Introduction of BOC improvement (Reserve Asset Mechanism)

It is true that the simplest explanations are usually the best, and that is a good way to look at the Reserve Asset Mechanism. It is structured like a conditioned reflex, such that when the price of BOC is above 1USD, the protocol purchases Eth using 10% of the rebase and stores it in the treasury, and when BOC is below 1USD, the treasury fund is used stabilize the coin at 1USD again. It is a very simple model as stated earlier but its effectiveness is not in question.

Reserve assets will repurchase BOC appropriately when the BOC price is lower than $1. If the price can be returned to more than $1 every time, it will help form a very solid price support and will continue to strengthen the price consensus between investment institutions and the community , also increasing confidence.

The protocol will maintain a 24-hour time base which will weigh the average of the BOC-USD exchange rates as is read from the Uniswap v2 contract and internalize the information for reference by the stabilizing engine. On the one hand, when the market price of BOC is above 1USD, arbitragers have the opportunity to sell BOC and buy back when the price returns to 1USD; on the other hand, when price is below 1USD, they can buy BOC and sell when price goes back to 1USD.

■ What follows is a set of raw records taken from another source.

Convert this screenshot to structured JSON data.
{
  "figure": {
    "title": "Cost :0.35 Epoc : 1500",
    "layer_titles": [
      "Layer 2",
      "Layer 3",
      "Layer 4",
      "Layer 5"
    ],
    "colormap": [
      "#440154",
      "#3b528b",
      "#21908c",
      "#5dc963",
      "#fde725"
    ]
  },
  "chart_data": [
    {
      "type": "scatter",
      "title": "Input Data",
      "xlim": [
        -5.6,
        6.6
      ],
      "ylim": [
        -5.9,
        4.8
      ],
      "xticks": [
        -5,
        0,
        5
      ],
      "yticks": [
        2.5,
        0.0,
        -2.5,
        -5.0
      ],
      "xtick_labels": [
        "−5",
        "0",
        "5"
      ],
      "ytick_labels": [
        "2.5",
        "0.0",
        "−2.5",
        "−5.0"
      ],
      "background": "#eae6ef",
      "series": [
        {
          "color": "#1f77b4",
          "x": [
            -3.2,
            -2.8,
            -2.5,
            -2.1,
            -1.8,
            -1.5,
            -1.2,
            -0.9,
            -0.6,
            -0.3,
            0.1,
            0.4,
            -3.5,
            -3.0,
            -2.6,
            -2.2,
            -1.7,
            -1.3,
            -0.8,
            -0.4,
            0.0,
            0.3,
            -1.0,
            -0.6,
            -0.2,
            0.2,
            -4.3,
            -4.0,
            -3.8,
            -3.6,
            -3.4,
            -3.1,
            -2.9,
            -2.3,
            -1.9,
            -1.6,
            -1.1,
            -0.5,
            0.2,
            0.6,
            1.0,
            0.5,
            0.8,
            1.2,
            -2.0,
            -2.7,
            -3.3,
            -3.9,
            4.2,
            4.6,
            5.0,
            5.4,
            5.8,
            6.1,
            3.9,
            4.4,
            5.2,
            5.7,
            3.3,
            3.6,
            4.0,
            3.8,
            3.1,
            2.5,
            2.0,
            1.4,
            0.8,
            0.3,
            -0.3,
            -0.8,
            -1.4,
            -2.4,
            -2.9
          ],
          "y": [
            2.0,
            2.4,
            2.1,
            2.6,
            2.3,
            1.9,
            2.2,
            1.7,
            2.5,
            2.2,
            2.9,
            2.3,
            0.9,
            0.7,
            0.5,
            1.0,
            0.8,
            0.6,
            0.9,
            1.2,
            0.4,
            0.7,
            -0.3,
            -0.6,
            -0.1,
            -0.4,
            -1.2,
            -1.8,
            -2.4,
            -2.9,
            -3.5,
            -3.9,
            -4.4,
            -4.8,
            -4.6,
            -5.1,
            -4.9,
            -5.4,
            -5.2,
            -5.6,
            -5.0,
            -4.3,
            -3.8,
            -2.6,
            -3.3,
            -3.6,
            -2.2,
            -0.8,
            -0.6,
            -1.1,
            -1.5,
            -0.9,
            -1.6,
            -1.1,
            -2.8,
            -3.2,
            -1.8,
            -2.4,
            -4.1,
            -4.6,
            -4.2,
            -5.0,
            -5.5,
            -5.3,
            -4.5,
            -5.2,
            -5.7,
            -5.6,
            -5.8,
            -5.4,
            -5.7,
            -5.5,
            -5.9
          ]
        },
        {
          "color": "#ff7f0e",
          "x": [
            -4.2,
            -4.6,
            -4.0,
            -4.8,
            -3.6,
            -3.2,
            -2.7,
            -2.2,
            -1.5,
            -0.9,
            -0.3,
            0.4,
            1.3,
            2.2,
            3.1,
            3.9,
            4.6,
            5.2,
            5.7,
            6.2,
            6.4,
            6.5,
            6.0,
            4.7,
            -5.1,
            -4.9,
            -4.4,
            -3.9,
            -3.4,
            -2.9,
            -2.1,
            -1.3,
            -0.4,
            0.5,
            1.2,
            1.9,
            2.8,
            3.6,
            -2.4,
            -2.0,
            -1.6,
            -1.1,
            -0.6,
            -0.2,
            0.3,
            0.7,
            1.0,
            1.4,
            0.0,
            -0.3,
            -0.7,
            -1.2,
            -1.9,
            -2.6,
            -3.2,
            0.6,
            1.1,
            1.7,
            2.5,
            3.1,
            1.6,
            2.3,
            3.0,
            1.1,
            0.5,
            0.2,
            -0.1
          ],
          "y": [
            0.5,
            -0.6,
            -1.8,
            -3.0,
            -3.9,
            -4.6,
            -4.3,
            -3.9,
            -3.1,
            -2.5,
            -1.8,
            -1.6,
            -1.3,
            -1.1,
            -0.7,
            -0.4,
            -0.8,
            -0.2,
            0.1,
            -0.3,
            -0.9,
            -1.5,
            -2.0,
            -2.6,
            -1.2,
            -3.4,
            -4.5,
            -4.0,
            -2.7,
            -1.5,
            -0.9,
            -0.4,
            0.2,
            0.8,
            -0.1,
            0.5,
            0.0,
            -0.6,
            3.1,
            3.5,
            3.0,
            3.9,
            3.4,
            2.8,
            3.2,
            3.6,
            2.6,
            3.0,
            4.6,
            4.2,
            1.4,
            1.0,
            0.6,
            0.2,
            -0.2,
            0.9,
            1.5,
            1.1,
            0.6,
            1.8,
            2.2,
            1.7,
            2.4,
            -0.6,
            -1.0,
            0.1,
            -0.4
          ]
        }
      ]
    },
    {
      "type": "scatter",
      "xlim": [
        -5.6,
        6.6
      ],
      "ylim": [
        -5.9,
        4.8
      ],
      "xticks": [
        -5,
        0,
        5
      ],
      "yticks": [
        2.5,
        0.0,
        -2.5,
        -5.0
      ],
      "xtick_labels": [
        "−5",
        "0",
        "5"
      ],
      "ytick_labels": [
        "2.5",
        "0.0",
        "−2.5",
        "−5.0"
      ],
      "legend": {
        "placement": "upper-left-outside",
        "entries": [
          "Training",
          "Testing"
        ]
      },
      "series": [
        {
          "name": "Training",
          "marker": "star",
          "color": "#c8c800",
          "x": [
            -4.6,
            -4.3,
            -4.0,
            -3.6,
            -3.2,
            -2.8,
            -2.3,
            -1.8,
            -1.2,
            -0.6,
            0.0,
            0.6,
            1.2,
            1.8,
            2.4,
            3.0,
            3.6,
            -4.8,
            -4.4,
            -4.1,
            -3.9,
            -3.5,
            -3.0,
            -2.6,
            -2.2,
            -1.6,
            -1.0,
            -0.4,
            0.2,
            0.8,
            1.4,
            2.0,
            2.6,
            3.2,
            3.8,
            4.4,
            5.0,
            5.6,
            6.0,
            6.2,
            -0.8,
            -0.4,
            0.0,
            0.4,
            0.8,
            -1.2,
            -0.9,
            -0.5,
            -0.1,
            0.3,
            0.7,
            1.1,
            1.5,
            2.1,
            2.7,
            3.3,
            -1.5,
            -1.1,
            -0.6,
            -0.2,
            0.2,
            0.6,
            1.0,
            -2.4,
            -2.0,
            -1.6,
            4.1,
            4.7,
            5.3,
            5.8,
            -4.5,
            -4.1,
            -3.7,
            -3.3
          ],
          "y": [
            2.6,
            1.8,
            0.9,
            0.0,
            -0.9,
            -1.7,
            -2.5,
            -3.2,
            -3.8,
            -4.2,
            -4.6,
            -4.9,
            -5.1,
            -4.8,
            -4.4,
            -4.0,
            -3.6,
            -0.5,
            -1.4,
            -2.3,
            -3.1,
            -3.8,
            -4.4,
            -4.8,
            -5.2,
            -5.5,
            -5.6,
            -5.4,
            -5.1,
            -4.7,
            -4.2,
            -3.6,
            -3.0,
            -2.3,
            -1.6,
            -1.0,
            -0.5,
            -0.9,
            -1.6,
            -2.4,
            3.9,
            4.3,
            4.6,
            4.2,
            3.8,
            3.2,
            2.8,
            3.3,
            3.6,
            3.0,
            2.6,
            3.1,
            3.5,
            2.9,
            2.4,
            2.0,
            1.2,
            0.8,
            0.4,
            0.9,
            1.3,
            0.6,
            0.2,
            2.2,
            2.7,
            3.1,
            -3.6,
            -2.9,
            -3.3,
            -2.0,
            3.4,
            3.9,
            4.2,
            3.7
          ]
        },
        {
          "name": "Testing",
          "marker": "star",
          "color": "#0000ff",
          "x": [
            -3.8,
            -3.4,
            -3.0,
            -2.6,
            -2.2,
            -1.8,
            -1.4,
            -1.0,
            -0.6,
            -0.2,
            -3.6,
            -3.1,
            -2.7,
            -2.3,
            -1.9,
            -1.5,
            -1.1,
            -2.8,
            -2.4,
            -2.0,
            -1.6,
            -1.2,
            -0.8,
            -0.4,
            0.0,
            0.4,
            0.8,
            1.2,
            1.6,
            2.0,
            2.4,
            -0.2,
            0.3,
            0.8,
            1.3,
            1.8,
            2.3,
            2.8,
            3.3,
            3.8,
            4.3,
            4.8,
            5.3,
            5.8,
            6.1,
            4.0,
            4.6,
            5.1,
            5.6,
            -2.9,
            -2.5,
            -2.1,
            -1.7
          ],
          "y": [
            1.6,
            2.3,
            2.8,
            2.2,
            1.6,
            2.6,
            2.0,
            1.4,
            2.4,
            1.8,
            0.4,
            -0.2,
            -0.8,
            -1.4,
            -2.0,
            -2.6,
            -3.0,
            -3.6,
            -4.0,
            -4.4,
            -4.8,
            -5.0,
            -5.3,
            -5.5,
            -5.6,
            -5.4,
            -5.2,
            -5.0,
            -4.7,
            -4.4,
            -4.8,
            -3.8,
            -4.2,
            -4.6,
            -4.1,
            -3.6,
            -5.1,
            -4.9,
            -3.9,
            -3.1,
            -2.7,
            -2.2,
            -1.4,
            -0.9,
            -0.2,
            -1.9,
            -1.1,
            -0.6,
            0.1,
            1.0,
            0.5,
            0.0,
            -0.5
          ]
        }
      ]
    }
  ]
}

The stabilizing engine is signaled anytime the price of BOC is noticed to be above/below (1+ɛ) USDT where ɛ is the determinant of stability.

Why BOC reserve assets mechanism is so important and why BOC will succeed

The simplicity of this model makes it very sustainable and presents a good opportunity for arbitrage. Also, unlike YAM tokens whose high price makes maintenance via treasury assets impossible, the Bomber Cash model requires very little reserve assets for sustenance. Therefore, it can run itself independent of the whales. Furthermore, the purchased reserve assets will continue to appreciate and when the market value surpasses that of BOC, it could form a decentralized central bank, as it has become a 1:1 acceptance project. Therefore, the opportunities are enormous.